Rock, Twist & Roll is an inspiring evocation of the music of the sixties. But for those considering the “present perfect” of the stock markets, they may find an interesting introduction to metaphoric representations about the behavior of the markets. A look at the curves is enough to witness this rock, twist and rolling behavior of stock values, often deviating from analysts’conventional predictions.
Back in the 60s, a new frontier for the job of valuing stock prices was thought to have been drawn thanks to the research from Modigliani Miller, Bates, Black, Scholes, Merton… And yet, this new frontier happened to be somehow of illusion. Indeed, price to earnings ratios in excess of the 100 x level – without any apparent impairment on the value of the underlying stocks – are becoming common place. We are seeing at the same time stocks strenuously keeping with very low price to earnings ratios – say, less than 10 x, – when confronted to the long term interest rate benchmarks. Such stocks should have adjusted upwards to this benchmark. They haven’t. Hence, an explanation is quite urgently needed to theorize both about the behavior of over reacting buyers and about the behavior of under reacting ones.
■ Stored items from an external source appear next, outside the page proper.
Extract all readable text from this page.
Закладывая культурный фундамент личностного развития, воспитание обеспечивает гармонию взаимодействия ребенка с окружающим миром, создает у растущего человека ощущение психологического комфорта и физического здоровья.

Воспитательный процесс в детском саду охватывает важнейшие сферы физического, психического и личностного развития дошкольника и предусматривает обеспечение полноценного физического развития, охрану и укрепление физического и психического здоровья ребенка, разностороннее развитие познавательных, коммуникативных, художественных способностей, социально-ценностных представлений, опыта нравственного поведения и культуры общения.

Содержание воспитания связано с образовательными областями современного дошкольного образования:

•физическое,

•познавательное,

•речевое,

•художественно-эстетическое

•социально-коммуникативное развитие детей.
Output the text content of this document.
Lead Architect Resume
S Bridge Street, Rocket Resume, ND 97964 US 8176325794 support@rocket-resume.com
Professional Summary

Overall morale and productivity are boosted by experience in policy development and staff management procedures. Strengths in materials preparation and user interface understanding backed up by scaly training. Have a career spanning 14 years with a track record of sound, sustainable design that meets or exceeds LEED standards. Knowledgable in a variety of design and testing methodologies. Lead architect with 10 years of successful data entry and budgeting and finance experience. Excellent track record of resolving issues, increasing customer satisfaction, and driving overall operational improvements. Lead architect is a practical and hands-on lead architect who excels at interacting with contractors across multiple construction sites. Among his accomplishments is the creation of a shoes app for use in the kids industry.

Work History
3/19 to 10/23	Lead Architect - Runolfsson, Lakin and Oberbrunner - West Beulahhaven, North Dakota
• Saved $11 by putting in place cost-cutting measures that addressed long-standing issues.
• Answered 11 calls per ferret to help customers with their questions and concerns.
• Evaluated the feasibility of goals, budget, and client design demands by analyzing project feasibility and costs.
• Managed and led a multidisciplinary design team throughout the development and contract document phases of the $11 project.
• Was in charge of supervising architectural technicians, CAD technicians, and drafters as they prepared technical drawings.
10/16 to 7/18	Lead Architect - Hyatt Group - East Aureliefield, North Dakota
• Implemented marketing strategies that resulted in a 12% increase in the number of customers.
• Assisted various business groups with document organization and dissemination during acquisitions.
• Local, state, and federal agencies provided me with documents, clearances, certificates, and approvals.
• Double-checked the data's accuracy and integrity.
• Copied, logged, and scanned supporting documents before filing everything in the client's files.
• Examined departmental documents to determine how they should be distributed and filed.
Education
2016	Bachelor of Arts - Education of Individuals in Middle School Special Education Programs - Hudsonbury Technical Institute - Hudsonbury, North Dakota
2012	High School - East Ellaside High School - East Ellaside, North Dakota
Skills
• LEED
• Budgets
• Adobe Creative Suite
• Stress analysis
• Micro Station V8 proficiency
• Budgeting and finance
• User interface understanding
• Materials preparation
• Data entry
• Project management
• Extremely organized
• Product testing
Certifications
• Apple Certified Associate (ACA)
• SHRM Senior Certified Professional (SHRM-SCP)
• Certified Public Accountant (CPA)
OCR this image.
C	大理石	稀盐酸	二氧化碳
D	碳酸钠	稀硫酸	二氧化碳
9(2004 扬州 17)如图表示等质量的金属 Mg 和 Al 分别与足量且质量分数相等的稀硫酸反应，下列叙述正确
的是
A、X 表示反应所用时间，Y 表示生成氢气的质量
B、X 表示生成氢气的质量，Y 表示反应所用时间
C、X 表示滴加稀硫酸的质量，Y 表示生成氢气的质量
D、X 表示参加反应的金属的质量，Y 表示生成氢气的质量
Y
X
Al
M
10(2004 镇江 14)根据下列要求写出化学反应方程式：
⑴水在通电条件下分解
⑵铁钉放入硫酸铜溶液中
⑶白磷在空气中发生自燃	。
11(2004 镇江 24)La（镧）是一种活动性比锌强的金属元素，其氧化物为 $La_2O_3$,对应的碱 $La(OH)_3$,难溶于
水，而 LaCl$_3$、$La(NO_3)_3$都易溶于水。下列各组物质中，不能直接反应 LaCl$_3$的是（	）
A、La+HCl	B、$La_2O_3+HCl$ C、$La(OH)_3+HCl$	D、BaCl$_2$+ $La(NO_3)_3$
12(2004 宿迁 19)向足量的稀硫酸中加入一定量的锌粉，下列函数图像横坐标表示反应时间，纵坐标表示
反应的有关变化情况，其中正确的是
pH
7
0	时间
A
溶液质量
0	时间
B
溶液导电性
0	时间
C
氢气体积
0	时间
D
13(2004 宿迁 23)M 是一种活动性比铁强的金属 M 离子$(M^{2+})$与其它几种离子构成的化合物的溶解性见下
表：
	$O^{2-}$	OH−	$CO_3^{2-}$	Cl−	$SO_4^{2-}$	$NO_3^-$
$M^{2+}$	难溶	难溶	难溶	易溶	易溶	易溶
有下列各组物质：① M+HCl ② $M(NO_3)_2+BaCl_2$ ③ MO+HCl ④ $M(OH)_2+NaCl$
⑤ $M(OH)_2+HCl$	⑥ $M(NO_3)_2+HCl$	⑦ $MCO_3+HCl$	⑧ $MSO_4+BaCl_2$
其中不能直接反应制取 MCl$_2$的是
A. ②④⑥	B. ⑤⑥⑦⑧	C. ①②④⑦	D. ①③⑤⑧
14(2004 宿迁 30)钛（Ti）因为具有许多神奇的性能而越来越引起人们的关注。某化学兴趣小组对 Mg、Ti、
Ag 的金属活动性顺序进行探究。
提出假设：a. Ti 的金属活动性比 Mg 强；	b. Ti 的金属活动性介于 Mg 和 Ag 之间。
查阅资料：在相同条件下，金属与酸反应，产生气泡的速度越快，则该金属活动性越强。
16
In their efforts to better capture “unexpected events”, analysts have imported new theoretical approaches from across the frontier. One was the fractal theory, quite a “follower success”, in the aftermath of the 2008’s global financial crisis. The idea was that stock behavior could follow self-replicating complex patterns over time. Since the 2014’s recovery, this theory has lost some of its steam. But as the philosopher Pascal said “nature abhors vacuum” (“la nature a horreur du vide”) other explanations are to come soon on the front line about why the stocks are currently troubled by rising interest rates or, by trade tariffs or, by the fact that CEO doesn’t own shares, so on and so forth. Maybe the next culprit to unmask will be the “information theory”, another input from the 70s. that computers have helped urbanize.
Insofar as the issue is to bet on the very long term, maybe it is safer to get back, even against the odds, to the “Rock, Twist & Roll’s approach of the financial theories of the “founding fathers” of the 60s. At least such theories are grounded on tangible data and fueled by empirical assessment of corporate asset and profit behaviors with, as a condition, that this “Rock, Twist & Roll’s” approach be tamed by rigorous analytical rationales.